She started to ask something else but the sheriff's phone cut her off.
“Doctor Kamarasane,” he said, “what can I do for you?”
The medical examiner talked even faster than Mitch but there was no trace of the deputy's panic in the bits of babble that bled out of the phone.
Sheriff Jones listened and drummed his fingertips on the table while she talked.
When she was done-- or just out of breath-- he responded.
“That's fine. Let them take whatever they want. It's their mess now.”
The doctor, with fresh wind, started up again, this time with anger to burn.
“They're just doing their job. It's all right. I mean it.”
Dr. Kamarasane wasn't buying it.
“Thank you, Molly. You're an angel.”
I heard laughter and a little more talk.
“It's just a figure of speech, Molly, And I'm gonna let you tell him yourself, if it's all the same to you.”
He chuckled and glanced in my direction.
“The woman's a piece of work,” he said as he put his phone away.
“So what was all that about?” asked Evangeline. She had a little smile on her face I couldn't make anything out of.
Sheriff Jones leaned back in his chair. He took off his hat and tossed it onto the counter.

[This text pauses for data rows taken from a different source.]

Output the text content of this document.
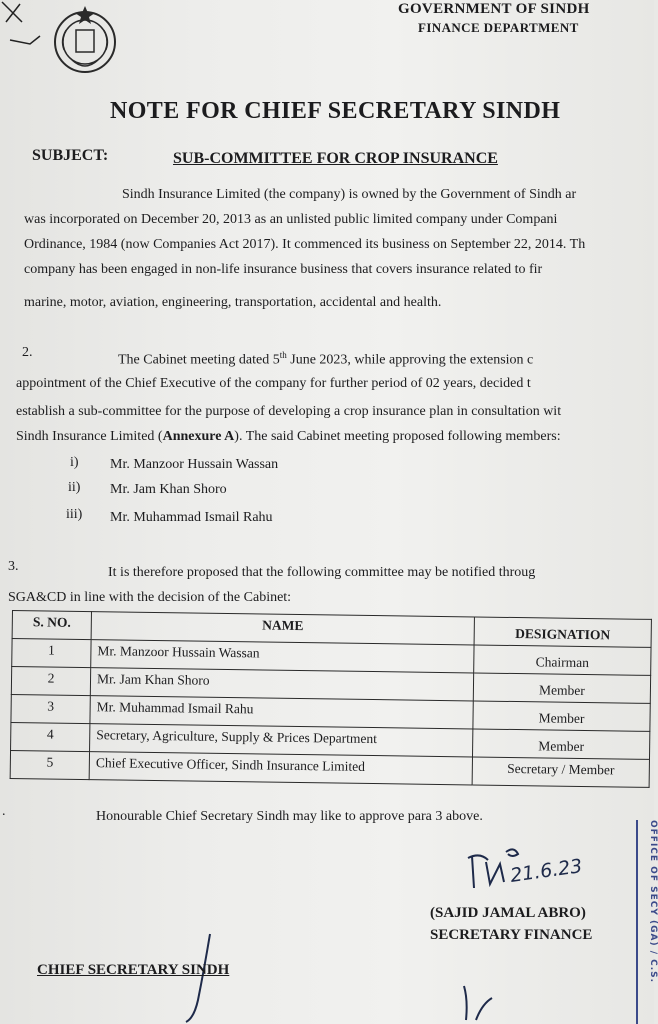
GOVERNMENT OF SINDH
FINANCE DEPARTMENT
NOTE FOR CHIEF SECRETARY SINDH
SUBJECT:	SUB-COMMITTEE FOR CROP INSURANCE
Sindh Insurance Limited (the company) is owned by the Government of Sindh ar
was incorporated on December 20, 2013 as an unlisted public limited company under Compani
Ordinance, 1984 (now Companies Act 2017). It commenced its business on September 22, 2014. Th
company has been engaged in non-life insurance business that covers insurance related to fir
marine, motor, aviation, engineering, transportation, accidental and health.
2.
The Cabinet meeting dated 5th June 2023, while approving the extension c
appointment of the Chief Executive of the company for further period of 02 years, decided t
establish a sub-committee for the purpose of developing a crop insurance plan in consultation wit
Sindh Insurance Limited (Annexure A). The said Cabinet meeting proposed following members:
i) Mr. Manzoor Hussain Wassan
ii) Mr. Jam Khan Shoro
iii) Mr. Muhammad Ismail Rahu
3.	It is therefore proposed that the following committee may be notified throug
SGA&CD in line with the decision of the Cabinet:
S. NO.	NAME	DESIGNATION
1	Mr. Manzoor Hussain Wassan	Chairman
2	Mr. Jam Khan Shoro	Member
3	Mr. Muhammad Ismail Rahu	Member
4	Secretary, Agriculture, Supply & Prices Department	Member
5	Chief Executive Officer, Sindh Insurance Limited	Secretary / Member
.	Honourable Chief Secretary Sindh may like to approve para 3 above.
21.6.23
(SAJID JAMAL ABRO)
SECRETARY FINANCE
CHIEF SECRETARY SINDH	OFFICE OF SECY (GA) / C.S.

“Dr. Kamarasane said she had a couple of suits from the state police in her office demanding Vern's and Rosario's bodies, along with any material having to do with the investigation. She told them to, 'suck her left', as she put it, and called me. You heard my reply. May as well let the state boys take it from here. Like you said, Jake. It's a great big headache and when the feds get involved it's better them than me. Finding Marisa Reubens takes priority.”
“These investigations are gonna dovetail at some point, Sheriff.”
He thought about it for a second and then smiled and said, “I'll burn that bridge when I get to it, Jake.”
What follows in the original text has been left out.